Sunday, November 24, 2024

Understanding the Markets This Week: August 4, 2024

Mixed results for Magnificent 7

Despite predominantly positive earnings reports, reporting on the “Magnificent Seven” of mega-cap technology stocks has develop into inconsistent.

Microsoft shares On Tuesday, the corporate sold off regardless that it narrowly beat Wall Street’s expectations for its fourth-quarter results and comfortably beat last 12 months’s results. Investors have been particularly scrutinizing the numbers for AI activities; Microsoft’s Intelligent Cloud revenue rose 19% 12 months over 12 months, contributing 8 percentage points to the expansion of its Azure and other cloud services revenue, which grew 29%. Evidently, that wasn’t enough.

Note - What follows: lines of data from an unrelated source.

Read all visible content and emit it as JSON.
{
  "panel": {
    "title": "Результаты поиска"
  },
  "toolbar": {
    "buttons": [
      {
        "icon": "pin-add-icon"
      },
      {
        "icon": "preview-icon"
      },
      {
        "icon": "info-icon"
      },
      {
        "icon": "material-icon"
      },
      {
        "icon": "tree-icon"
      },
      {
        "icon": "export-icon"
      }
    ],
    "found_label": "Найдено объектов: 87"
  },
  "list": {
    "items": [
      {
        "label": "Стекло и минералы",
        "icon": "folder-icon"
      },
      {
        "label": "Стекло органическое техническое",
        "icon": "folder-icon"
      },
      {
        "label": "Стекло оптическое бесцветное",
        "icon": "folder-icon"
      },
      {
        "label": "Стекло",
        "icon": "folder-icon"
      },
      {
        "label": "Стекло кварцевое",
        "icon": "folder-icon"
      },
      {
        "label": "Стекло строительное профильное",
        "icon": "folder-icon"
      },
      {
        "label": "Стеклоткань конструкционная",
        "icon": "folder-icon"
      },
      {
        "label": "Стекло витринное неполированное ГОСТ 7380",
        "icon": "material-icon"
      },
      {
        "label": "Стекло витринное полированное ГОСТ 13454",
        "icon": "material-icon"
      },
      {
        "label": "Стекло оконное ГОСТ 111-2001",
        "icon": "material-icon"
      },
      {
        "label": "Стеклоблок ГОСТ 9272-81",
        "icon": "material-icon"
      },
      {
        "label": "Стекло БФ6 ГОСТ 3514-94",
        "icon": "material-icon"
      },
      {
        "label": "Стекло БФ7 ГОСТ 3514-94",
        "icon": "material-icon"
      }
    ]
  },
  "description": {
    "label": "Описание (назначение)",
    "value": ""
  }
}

Facebook and Instagram owners Meta-platformsOn the opposite hand, Meta easily beat analyst forecasts for the second quarter. The company increased net profit by 73% in comparison with the identical quarter last 12 months and is gaining market share within the promoting sector against arch-rival Alphabet. Compared to its Mag 7 peers, Meta has been a stock market laggard since 2022, but has launched a price and job cutting campaign that now appears to be paying off.

Apple The company also exceeded expectations when it comes to sales and profits. The company recorded particularly strong ends in the iPhone and iPad segments. Cloud services, computers and wearables were inside estimates.

Amazon was punished after it missed analyst consensus on revenue despite beating earnings estimates. Although Amazon Web Services performed strongly, the corporate’s core businesses in retail and promoting disenchanted.

Result highlights from Microsoft, Meta, Apple and Amazon

The currency information on this section is in USD.

  • Microsoft (MSFT/NASDAQ): Earnings per share of 2,95 € (versus a forecast of $2.94). Revenue of $64.7 billion (versus an estimated $64.5 billion).
  • Meta Platforms (META/NASDAQ): Earnings per share of $5.16 (versus an expected $4.63). Revenue of $39.07 billion (versus an estimated $38.31 billion).
  • Apple (AAPL/NASDAQ): Earnings per share of 1,40 € (versus an expected $1.35). Revenue of $85.78 billion (versus an estimated $84.53 billion).
  • Amazon (AMZN/NASDAQ): Earnings per share of $1.26 (versus an expected $1.03). Revenue of $147.98 billion (versus an estimated $148.56 billion).

The US Federal Reserve stays unchanged for now

There were no assassinations this week, nor were any presidential candidates withdrawn from the race for the White House, however the news from Washington DC on Wednesday was followed just as closely by the markets.

The US Federal Reserve decided to maintain its overnight rate of interest at 5.5%. opinionThe central bank’s Open Market Committee acknowledged signs of an economic slowdown but said it could not cut rates of interest “until it has greater confidence that inflation is moving sustainably toward 2%.” The market continues to bet on a rate cut in September, the primary since 2020.

This puts the Bank of Canada, which has been cutting rates of interest for the past two months, a full percentage point below the US Federal Reserve. The Canadian dollar nevertheless rose barely against the greenback after the announcement, closing at USD 0.72485, suggesting that the monetary policy decision was expected.